La perspective de David Hockney

27.03.2017
David Hockney, Hollywood Hills studio, le 8 décembre 2015 (© Katherine McMahon)

David Hockney, Hollywood Hills studio, le 8 décembre 2015 (© Katherine McMahon)

La perspective de David Hockney, par Tessa Lord

« Les peintres ont toujours su qu’il y avait quelque chose qui n’allait pas avec la perspective… » – David Hockney

David Hockney, connu pour être l’un des artistes les plus célèbres et les plus reconnaissables, a donné tout au long des soixante dernières années un nouvel élan à la peinture figurative. Ce faisant, il produisit l’une des séries d’œuvres les plus exubérantes et diversifiées de sa génération, évoluant constamment avec son environnement, qu’il s’agisse de la Californie des années 1960 ou des paysages de son Yorkshire natal, en embrassant de nouvelles formes picturales allant de la photographie au dessin sur iPad. Régulièrement à la source d’innovations techniques, il n’en garda pas moins l’histoire de l’art comme fil directeur de son œuvre, au service de l’enrichissement de son style. Son traitement innovant de la perspective en est l’emblème le plus marquant.

Diplômé du Royal College of Art en 1962, Hockney formait le noyau de ce que nous appelons aujourd’hui le « Brit Pop » aux côtés de R.B Kitaj et Allen Jones. Il fit irruption sur la scène londonienne grâce à ses œuvres semi-autobiographiques, dont notamment ses fameux « Love Paintings ». Les décennies suivantes menèrent Hockney à partager son temps entre la Californie, Londres et Paris. Au cours de ces années, il produisit des œuvres emblématiques qui captivèrent une génération, avec par exemple une peinture précurseur du Pop Art, « A Bigger Splash » (1967).

Toutefois, les années 1970 virent Hockney s’éloigner de son label Pop Art pour se lancer dans sa propre exploration des méthodes de représentation du monde visible, avec des œuvres comme « Mr and Mrs Clark and Percy » (1970-1).

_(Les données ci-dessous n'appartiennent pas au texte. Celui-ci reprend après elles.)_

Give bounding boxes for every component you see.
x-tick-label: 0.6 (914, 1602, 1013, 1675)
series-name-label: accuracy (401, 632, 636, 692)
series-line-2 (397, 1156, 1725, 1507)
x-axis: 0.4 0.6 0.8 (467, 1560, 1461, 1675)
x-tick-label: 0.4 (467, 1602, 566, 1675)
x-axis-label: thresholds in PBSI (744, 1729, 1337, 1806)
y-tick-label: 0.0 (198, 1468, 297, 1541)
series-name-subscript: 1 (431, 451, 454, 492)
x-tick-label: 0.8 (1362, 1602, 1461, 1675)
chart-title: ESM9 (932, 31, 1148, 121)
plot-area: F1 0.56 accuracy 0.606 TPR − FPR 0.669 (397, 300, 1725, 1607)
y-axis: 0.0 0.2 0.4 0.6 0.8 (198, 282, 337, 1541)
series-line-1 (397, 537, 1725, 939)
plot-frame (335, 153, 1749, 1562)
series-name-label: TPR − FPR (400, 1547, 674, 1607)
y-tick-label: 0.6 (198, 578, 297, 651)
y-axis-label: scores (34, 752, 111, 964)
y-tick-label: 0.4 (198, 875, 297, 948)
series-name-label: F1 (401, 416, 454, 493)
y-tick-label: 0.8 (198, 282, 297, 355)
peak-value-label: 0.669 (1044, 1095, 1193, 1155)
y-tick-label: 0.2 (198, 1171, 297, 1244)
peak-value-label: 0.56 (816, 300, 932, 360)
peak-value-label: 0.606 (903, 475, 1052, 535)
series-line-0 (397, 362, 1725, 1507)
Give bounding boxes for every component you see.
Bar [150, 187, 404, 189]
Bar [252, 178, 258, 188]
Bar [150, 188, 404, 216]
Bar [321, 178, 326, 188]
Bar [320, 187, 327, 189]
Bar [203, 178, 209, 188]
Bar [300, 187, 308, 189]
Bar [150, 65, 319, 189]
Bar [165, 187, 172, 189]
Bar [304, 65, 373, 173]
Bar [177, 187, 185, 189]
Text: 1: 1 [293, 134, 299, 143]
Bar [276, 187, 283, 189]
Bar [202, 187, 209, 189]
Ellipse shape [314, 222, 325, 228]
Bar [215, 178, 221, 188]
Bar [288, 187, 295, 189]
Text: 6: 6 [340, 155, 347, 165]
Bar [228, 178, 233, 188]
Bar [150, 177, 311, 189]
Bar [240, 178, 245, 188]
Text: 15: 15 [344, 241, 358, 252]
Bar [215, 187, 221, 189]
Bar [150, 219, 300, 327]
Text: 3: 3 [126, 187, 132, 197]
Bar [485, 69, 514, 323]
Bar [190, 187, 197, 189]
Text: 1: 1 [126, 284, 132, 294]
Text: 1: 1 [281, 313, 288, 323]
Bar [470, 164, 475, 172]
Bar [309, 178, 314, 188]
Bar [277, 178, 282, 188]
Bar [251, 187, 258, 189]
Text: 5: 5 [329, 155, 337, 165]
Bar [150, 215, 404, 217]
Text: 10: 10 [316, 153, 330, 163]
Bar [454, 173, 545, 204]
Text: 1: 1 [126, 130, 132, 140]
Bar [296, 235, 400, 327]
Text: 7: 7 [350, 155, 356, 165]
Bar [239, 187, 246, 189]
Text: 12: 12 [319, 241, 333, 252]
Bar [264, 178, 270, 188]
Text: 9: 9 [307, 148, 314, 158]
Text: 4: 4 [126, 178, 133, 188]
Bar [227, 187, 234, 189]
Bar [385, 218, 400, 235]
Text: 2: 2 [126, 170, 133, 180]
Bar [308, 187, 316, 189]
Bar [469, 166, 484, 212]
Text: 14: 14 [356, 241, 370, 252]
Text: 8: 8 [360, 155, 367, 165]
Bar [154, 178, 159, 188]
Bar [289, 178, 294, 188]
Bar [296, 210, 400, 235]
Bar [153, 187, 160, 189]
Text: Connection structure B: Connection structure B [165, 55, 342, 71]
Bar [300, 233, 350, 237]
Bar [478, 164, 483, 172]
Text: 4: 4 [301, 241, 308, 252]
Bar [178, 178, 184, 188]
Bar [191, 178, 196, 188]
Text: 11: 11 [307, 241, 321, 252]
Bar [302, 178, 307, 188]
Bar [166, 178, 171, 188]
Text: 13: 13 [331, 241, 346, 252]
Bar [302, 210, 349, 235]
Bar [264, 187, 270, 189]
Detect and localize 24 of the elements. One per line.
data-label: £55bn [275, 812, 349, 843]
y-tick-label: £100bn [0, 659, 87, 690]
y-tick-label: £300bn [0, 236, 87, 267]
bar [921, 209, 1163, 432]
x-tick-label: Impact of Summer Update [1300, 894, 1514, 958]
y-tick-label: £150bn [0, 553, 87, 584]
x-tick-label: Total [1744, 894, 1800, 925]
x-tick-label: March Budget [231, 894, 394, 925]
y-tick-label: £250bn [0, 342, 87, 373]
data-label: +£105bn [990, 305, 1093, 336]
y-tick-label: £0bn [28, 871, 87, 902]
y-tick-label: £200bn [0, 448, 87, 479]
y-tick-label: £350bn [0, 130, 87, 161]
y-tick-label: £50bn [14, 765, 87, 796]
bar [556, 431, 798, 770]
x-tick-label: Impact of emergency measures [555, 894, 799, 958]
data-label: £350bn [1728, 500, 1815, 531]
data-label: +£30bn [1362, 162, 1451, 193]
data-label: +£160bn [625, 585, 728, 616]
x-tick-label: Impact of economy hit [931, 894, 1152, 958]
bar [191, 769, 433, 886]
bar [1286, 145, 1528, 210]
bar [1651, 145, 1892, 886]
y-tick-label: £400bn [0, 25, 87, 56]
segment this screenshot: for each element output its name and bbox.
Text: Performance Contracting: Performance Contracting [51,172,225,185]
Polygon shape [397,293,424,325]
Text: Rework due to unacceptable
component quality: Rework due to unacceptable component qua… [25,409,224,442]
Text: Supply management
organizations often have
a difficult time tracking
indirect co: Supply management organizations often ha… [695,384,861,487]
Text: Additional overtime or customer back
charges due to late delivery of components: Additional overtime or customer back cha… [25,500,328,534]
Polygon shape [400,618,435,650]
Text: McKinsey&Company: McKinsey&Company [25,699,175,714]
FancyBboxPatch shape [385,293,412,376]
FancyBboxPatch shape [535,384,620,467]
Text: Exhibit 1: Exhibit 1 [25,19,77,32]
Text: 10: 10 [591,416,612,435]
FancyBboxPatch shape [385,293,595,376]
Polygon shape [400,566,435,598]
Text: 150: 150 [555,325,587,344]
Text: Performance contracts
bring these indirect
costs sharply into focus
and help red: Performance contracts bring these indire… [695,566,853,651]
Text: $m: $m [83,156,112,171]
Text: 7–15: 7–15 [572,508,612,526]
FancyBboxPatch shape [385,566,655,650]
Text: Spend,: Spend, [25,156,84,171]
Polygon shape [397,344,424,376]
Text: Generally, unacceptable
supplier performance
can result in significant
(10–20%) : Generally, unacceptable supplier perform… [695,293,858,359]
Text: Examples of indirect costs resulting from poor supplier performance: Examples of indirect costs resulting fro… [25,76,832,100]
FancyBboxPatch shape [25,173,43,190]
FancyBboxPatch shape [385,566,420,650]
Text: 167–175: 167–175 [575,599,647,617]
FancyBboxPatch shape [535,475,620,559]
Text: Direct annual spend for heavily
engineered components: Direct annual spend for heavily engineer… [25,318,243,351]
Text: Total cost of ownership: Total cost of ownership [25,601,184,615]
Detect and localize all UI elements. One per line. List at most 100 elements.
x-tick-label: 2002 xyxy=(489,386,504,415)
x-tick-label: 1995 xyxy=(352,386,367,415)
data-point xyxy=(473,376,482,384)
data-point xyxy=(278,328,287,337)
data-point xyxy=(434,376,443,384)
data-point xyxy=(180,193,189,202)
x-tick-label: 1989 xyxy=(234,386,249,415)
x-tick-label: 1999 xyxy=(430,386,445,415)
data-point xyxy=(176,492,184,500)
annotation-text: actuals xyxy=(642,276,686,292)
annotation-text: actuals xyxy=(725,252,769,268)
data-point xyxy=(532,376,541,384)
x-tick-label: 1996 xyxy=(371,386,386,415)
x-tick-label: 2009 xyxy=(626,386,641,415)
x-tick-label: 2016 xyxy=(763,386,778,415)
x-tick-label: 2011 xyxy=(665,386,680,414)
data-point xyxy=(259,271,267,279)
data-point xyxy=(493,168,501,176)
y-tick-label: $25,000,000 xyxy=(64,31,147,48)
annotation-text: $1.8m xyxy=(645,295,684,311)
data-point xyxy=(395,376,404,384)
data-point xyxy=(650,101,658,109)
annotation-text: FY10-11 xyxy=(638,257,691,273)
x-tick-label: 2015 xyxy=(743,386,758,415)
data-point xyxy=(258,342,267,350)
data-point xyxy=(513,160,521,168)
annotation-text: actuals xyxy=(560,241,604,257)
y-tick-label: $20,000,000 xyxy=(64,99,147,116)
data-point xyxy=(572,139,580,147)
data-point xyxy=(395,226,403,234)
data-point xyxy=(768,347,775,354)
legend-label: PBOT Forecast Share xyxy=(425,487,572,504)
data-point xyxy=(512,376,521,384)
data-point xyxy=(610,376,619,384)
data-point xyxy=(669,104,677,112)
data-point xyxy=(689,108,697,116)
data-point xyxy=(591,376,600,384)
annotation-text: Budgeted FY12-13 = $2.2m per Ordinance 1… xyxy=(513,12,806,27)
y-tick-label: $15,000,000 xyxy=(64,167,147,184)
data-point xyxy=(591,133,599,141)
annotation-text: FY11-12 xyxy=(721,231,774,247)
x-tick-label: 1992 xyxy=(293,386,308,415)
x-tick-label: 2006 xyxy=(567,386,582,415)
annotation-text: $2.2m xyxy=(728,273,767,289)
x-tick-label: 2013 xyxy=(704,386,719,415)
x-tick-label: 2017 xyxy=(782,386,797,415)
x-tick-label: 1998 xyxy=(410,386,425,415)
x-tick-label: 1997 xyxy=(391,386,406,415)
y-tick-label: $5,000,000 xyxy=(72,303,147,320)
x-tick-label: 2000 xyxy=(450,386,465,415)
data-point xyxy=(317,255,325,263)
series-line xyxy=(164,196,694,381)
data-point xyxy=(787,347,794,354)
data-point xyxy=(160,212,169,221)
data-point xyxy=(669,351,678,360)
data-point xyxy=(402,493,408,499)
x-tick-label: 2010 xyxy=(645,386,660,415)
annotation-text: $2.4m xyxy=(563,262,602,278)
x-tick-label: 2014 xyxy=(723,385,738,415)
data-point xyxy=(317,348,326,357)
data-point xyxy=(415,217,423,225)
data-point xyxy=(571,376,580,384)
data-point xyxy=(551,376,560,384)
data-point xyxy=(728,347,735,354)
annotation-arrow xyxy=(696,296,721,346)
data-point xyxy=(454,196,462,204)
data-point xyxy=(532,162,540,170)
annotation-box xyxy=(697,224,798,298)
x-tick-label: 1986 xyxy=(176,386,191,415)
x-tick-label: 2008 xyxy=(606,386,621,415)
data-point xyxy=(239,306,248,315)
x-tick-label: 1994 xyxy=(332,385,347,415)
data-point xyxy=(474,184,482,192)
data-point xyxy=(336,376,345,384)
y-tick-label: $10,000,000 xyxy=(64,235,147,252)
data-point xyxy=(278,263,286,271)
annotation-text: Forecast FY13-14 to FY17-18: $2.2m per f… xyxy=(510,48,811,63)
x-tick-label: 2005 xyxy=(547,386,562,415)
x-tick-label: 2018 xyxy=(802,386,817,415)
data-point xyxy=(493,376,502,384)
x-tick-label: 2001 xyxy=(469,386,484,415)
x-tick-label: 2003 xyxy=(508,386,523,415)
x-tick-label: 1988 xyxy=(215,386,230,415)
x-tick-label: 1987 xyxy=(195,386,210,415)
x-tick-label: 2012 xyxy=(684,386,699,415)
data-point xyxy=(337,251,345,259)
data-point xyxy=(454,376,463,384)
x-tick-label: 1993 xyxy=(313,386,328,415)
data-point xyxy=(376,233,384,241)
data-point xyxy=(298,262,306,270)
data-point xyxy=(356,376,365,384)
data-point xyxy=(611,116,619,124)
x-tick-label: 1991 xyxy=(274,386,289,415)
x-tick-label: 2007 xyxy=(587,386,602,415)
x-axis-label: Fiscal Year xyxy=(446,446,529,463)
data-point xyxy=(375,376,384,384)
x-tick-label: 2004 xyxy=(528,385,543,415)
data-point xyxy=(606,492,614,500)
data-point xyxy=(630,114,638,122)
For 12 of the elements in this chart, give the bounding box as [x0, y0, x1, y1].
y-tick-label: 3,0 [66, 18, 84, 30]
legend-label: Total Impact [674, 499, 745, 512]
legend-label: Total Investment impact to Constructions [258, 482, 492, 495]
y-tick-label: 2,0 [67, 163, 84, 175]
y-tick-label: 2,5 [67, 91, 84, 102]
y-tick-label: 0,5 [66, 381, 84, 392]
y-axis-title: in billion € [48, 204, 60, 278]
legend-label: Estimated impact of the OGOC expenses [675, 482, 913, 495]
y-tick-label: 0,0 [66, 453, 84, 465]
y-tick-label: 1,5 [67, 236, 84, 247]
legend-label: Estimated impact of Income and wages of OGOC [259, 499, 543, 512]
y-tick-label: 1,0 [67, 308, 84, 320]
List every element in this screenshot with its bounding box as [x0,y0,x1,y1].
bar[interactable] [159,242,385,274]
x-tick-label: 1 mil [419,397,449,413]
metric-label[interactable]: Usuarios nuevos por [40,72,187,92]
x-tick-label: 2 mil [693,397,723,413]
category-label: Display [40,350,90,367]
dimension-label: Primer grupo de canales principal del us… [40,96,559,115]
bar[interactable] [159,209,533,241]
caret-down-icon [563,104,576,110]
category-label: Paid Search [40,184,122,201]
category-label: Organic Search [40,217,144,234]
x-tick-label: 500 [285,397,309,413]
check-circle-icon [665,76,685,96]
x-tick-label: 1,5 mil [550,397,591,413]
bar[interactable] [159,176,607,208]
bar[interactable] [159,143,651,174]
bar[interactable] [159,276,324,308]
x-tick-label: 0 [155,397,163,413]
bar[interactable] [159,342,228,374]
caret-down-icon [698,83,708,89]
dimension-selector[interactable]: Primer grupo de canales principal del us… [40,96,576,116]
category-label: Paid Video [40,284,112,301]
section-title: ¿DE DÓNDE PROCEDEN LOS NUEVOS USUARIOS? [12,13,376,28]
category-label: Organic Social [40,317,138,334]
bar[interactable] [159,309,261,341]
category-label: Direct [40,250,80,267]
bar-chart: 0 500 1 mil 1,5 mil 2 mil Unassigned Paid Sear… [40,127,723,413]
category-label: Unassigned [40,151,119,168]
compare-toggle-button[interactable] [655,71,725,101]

Toujours diversifié dans ses pratiques, au cours des décennies suivantes, conduit par sa fascination croissante pour l’objectif de la caméra, il s’immergea pleinement dans la photographie. Passionné par ce domaine, Hockney mis en œuvre cette nouvelle méthode de travail lorsqu’il rompit radicalement avec la notion traditionnelle d’unique perspective centrale qui dominait l’art occidental depuis la Renaissance.

« Nous ne contemplons pas le monde avec de la distance ; nous sommes à l’intérieur, et c’est ainsi que nous ressentons … je ne veux pas me contenter de regarder par des trous de serrures » – David Hockney

Muni de solides connaissances des innovations de l’histoire de l’art, depuis la peinture traditionnelle des paysages chinois et le chevauchement des perspectives, en passant par des cubistes comme Paul Cézanne et Pablo Picasso, avec leur aplanissement de l’espace, Hockney révolutionna radicalement l’uniformité du plan pictural, et plus particulièrement la relation entretenue par le spectateur avec ce dernier. Il développa le principe selon lequel le spectateur n’était pas en face de l’image en train de contempler l’œuvre par une fenêtre ou un trou de serrure, mais qu’au contraire il échappait à la linéarité de l’image, qu’il s’immergeait dans la scène elle-même, restant conscient tout en étant connecté simultanément à différents angles de vue. Pour Hockney, l’image n’était plus une fenêtre statique faisant face au spectateur ; confronté à des points d’entrée multiples, ce dernier expérimente l’image dans son intégralité. L’effet obtenu est une perception globale de l’œuvre.

Dans des travaux comme « The Sea at Malibu », Hockney ébranle l’espace pictural, puis le reconstruit en permettant au spectateur de s’immerger en son centre. Grâce à ses coups de pinceaux extrêmement expressifs, le roulement des vagues en contrebas de sa demeure de Malibu semble jaillir hors du plan pictural, emportant le spectateur de toutes ses forces. Les paysages ondulants du Yorkshire produisent un effet similaire, tout comme sa déconstruction de la nature morte classique. Il est indéniable qu’à travers ses œuvres Hockney a créé une manière fondamentalement originale et séduisante de percevoir l’espace pictural. Grâce au très attendu ensemble rétrospectif sur le point d’être inauguré à la Tate Britain cette année, le public pourra contempler directement l’immense diversité de sa pratique innovante pour la première fois depuis 1988.

 

Tessa Lord est spécialiste en Arts d’après-guerre et contemporain à Christie’s Londres.